Как-то Малининой довелось выступать перед участниками большого собрания в одном французском городе – она там была в составе советской делегации. Слушали ее внимательно. Потом начали задавать вопросы. Спросили, как в стране залечены раны, нанесенные войной. Она ответила:
– Это смотря какие раны. Конечно, все города восстановлены, поднялись заводы и фабрики, расцвела вновь земля, над которой фашисты надругались. А вот сыновей и мужей многие матери и жены так и не дождались. И эти раны ничем и никогда не залечишь. И у вас тоже есть такие раны неизлечимые.
…Куда бы ни ездила эта женщина, где бы ни была, есть у нее заветная дорога – дорога в родную Саметь. Здесь судьба ее и вся ее жизнь.
Нелегкий был путь
Всю ночь Дмитрий Яковлевич не мог заснуть. С войны открытые раны на обеих ногах нестерпимо ныли. Он менял марлевые повязки, растирал колени – не помогало.
Истошно воет в печной трубе ветер. За окном в темной ночи плещется метель. Пляшут перед глазами Дмитрия Сахарова языки ночной вьюги, и как будто начинает клонить его ко сну. А белые языки метели почему-то становятся вдруг красными, Да нет, это и не снег вовсе бьется в окна, а горящий берег реки, Когда это было? Когда? Война… Сталинград… Горит заснеженный город, горит правый берег Волги.

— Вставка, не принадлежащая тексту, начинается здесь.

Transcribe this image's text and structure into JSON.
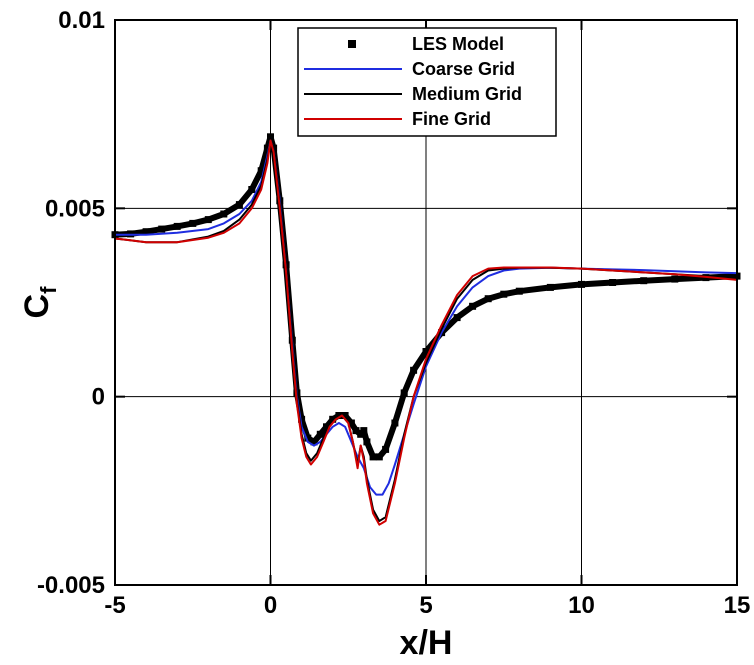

– Вот черт! – вздрагивает Сахаров. – Из-за этой непогоды и кости болят…
Мерно тикает маятник часов. В соседней комнате спит младший сын Сашка. Взрослый стал, в девятый класс ходит, Вон на столе география лежит. Интересная книжка. Про разные страны: Болгарию, Югославию, Венгрию. А он географию ногами изучал. От Москвы до Берлина пешком. Потом до Мукдена. Да не так себе, а с автоматом и радиостанцией. Шесть ран на теле до сих пор не дают забыть эти походы.
Не спится. Встал Дмитрий Яковлевич. Щелкнул выключателем. Взял письмо со стола с солдатским штемпелем. От Витьки, старшего сына. Из армии. Перечитал снова: «Были мы недавно в селе Шушенском – в месте ссылки Владимира Ильича Ленина, и знаете, что я подумал, будучи там? Что дом-то наш в Жиздре – на улице Ленина стоит!» Повзрослел сынок, – улыбается Дмитрий Яковлевич. И вспоминается ему, как он, демобилизовавшись из армии после войны, приехал в Жиздру, взял ссуду у государства, строиться решил. Стояло тогда на улице дома два или три. Послевоенный пепел еще не затянуло даже бурьяном, он приставал к подметкам солдатских сапог, щипал горло.
В новый дом привел Дмитрий молодую жену, перевез из деревни старушку-мать. Пошли дети. Не счастье ли?
…Полночь. Воет вьюга, Ноют, болят ноги. Тикают часы: так-так, тик-тик. Ходят в углу тени. И кажется вдруг Дмитрию Сахарову, инженеру линейно-технического участка, что это не часы тикают в комнате, а пищит морзянка в наушниках полкового радиста – старшины Сахарова.
Вражеский тыл. Вот с разведгруппой затаился – он на крыше сарая. Немцы кругом. Их ищут. Окружили. «Ти-ти-ти», – мчится в эфир последнее донесение. Все! Летит вместе с гранатой вниз ненужная радиостанция. И – чудо! С разрывом гранаты раздается за лесом обжигающее сердце радостью родное русское «ура».
Брезжит рассвет в окне. Жена поднимается. Тоже не спала. Затапливает печку. Из динамика доносится бой Кремлевских курантов. Новый день начался.
Медленно идет ранним утром по улице Ленина в сторону радиоузла высокий человек. Придет он сейчас на работу. Увидят сослуживцы, что нездоров, начнут советы давать разные. Прибегут пионеры, будут просить: покажи ордена. Взволнуют его, растревожат.
Идет по улице человек. Все больше над крышами домов телевизионных антенн – богатеет улица. В школу бегут мальчишки, девчонки – веселеет улица. Лишь ветер шумит тяжело в обгорелых дуплах старых лип – это следы войны. Они говорят: Нелегким был путь твой, улица Ленина. Как и у людей, что здесь живут…
«Народы не выбирают себе своих жребиев, каждый приемлет свое бремя и свое задание свыше. Так получили и мы, русские, наше бремя и наше задание. И это бремя превратило всю нашу историю в живую трагедию жертвы: и вся жизнь нашего народа стала самоотверженным служением, непрерывным и часто непосильным… И как часто другие народы спасались нашими жертвами и безмолвно и безвозвратно принимали наше великое служение… с тем, чтобы потом горделиво говорить о нас, как о «некультурном народе» или «низшей расе».